Prince Rogers Nelson had an unflinching reputation among those close to him for leading an assiduously clean lifestyle. He ate vegan and preferred to avoid the presence of meat entirely. He was known to eschew alcohol and marijuana, and no one who went on tour with him could indulge either.

But Prince appears to have shielded from even some of his closest friends that he had a problem with pain pills, one that grew so acute that his friends sought urgent medical help from Dr. Howard Kornfeld of California, who specializes in treating people addicted to pain medication.

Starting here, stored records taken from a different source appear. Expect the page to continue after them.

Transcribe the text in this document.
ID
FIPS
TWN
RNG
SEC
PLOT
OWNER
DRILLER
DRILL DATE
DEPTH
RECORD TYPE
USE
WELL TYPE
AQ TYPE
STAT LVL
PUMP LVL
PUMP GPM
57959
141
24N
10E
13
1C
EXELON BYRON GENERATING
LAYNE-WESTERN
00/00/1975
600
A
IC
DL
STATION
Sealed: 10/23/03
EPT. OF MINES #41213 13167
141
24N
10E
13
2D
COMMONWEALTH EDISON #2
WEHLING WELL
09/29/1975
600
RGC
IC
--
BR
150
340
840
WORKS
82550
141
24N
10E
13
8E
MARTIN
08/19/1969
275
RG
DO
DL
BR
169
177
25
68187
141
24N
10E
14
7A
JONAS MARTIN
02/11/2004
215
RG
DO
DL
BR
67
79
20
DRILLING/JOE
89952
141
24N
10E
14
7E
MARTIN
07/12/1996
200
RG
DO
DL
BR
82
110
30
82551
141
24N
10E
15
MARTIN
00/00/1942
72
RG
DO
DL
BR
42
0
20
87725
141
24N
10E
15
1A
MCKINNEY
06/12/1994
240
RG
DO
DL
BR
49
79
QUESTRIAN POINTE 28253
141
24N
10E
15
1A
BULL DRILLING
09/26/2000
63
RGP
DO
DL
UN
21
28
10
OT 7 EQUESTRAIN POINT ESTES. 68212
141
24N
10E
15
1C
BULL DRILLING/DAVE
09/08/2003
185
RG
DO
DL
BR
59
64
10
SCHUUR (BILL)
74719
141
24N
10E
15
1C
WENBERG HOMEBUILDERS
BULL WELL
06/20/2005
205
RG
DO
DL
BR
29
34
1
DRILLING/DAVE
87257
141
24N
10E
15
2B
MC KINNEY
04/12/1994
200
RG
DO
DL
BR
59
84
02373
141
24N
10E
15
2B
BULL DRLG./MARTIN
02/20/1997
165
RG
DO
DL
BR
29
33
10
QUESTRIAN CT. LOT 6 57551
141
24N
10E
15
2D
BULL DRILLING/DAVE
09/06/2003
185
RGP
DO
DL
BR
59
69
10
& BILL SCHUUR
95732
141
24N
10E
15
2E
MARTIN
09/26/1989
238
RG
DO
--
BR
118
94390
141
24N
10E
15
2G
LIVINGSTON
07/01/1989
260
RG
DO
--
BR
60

Dr. Kornfeld, who runs a treatment center in Mill Valley, Calif., sent his son on an overnight flight to meet with Prince at his home to discuss a treatment plan, said William J. Mauzy, a lawyer for the Kornfeld family, during a news conference on Wednesday outside his Minneapolis office.

But he arrived too late.

When the son, Andrew Kornfeld, who works with his father but is not a doctor, arrived in Chanhassen, the Minneapolis suburb where Prince lived, the next morning, he was among those who found the entertainer lifeless in the elevator and called 911, Mr. Mauzy said. Emergency officials arrived but could not revive Prince. He was dead at 57.

As law enforcement officials continue to investigate exactly what killed the pop and rock icon, there is mounting evidence that he had become seriously dependent on painkillers, something sure to rattle some of those who knew him well. Many have insisted in recent days that they never even saw Prince take pills, let alone abuse prescription medication, even though some knew he had had hip surgery years ago.

When his private jet had to make an emergency landing in Moline, Ill., in mid-April after he went unresponsive, friends decided they may need to intervene, according to a person with knowledge of the situation. Prince assured his friends in the following days that nothing was wrong. He had the flu, his publicist said.

“I’m doing perfect,” Prince told his lawyer, L. Londell McMillan, two days after the emergency landing. Three days after that conversation with Mr. McMillan, though, Prince’s representatives were looking for help from an addiction doctor.